Me rehúso a terminar de leerlo. Me rehúso a que se convierta en un recuerdo (empolvado o no), me rehúso a que se convierta en un libro definitivamente cerrado, me rehúso a regresarlo al estante y a dejar de llevarlo conmigo a todos lados. A los buenos amigos no se les abandona de esa manera.
City. Lo empecé a leer en la húmeda y calurosa soledad de un verano de Vancouver, tal vez, o en la de un caluroso otoño (un bello "indian summer"). Esperé más de un mes para que la librería lo trajera - pensé, incluso, que habían olvidado o cancelado mi pedido y ya estaba resignada cuando recibí la llamada, una tarde sin importancia mientras revisaba el correo. Tuve que esperar unos días más para ir a recogerlo, y por fin lo tuve junto a mí.
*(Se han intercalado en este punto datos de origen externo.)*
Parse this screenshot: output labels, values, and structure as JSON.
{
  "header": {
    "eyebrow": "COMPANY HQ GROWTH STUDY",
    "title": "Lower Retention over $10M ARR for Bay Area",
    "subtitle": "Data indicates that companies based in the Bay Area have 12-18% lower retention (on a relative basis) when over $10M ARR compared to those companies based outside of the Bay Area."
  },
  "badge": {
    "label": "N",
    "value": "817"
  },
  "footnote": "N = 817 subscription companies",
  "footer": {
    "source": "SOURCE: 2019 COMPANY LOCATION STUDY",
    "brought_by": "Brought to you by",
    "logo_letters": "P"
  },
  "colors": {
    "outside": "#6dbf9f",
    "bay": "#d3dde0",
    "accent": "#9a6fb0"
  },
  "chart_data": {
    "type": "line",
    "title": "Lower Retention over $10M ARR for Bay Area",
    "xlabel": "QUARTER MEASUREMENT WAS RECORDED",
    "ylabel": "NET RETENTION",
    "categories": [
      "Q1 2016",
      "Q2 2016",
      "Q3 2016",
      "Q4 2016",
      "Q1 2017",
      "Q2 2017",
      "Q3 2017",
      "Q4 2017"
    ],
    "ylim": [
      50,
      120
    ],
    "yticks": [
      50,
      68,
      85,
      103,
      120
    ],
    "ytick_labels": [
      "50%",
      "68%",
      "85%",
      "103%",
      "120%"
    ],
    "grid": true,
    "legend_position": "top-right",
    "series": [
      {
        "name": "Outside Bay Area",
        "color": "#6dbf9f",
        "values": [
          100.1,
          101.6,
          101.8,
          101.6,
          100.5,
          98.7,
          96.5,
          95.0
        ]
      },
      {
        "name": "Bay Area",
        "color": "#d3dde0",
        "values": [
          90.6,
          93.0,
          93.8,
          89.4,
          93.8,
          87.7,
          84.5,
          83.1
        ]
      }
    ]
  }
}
He de confesar que no fue una relación fácil, sobre todo al principio: conflictos de entendimiento y comprensión mutua, como en todas las relaciones: un suyo apasionado interés en el fútbol, y una mía aberración a él, acompañada de una ignorancia tal de la terminología que ni siquiera me dí cuenta de que estaba hablando de eso hasta después de varios párrafos; historias sobre el viejo oeste, otro de los temas de los que puedo perfectamente prescindir en mi vida, y, para acabarla de amolar, el box, tan parte de todo su mundo que varias veces cerré el libro y lo dejé por varios días, semanas, creo que incluso meses.
En este caso, el orgullo fue justamente lo que salvó la relación, junto con la curiosidad. Comencé a comprender el rompecabezas, los términos técnicos se volvieron familiares, las voces entrelíneas comencé a escucharlas, y, por fin, se produjo el enamoramiento: escuché la poesía disfrazada de prosa que tanto anhelaba. Comencé a subrayar mis frases favoritas con lápiz, algunas varias veces, como demostrando mayor acuerdo con lo dicho, y tal vez incluso haya circulado con gran entusiasmo una que otra.
Nuestro primer viaje juntos tuvo algo de romanticismo kitsch: no fue propiamente París, pero sí una especie de sucursal, la cosmopolita y vibrante Montreal. Estuvo conmigo mientras desayunaba tardíamente un café y algún panecillo, mientras me perdía (literalmente) por las calles, y mientras regresaba al lugar a donde me hospedaba en la fría y temprana oscuridad del país. Después estuvo el regreso a México, la visita a Cancún, y la tan esperada visita al hogar de mi confesado y verdadero amor, con quien lo engañé sin reparos - comunque, la nuestra nunca fue una relación declaradamente... abiertamente... definida, digamos.
Y estuvo ahí, siempre, en la ciudad. La ciudad mía tan querida y tan ansiada, mi ciudad y la suya juntas, y después la nueva partida, el nuevo hogar, a donde me acompañó también tantas otras veces durante tantos meses. Y el ahí, aquí, conmigo, contándome bellamente lo que yo sentía, dándome unas explicaciones maravillosamente lúcidas, consolándome otras veces, mostrándome varios nuevos paisajes, y hablándome del tiempo.
¿Cómo podría dejarlo atrás? ¿Cómo podría convertirlo en un recuerdo, en algo muerto que se revive a medias con la memoria? No puedo. Ni quiero. Me rehúso.
Y él me sigue esperando, sobre el escritorio, en la mesa de noche, o en la bolsa. Y yo lo miro, y sé que él me mira también, aunque no diga nada... Me pregunto qué pensará él.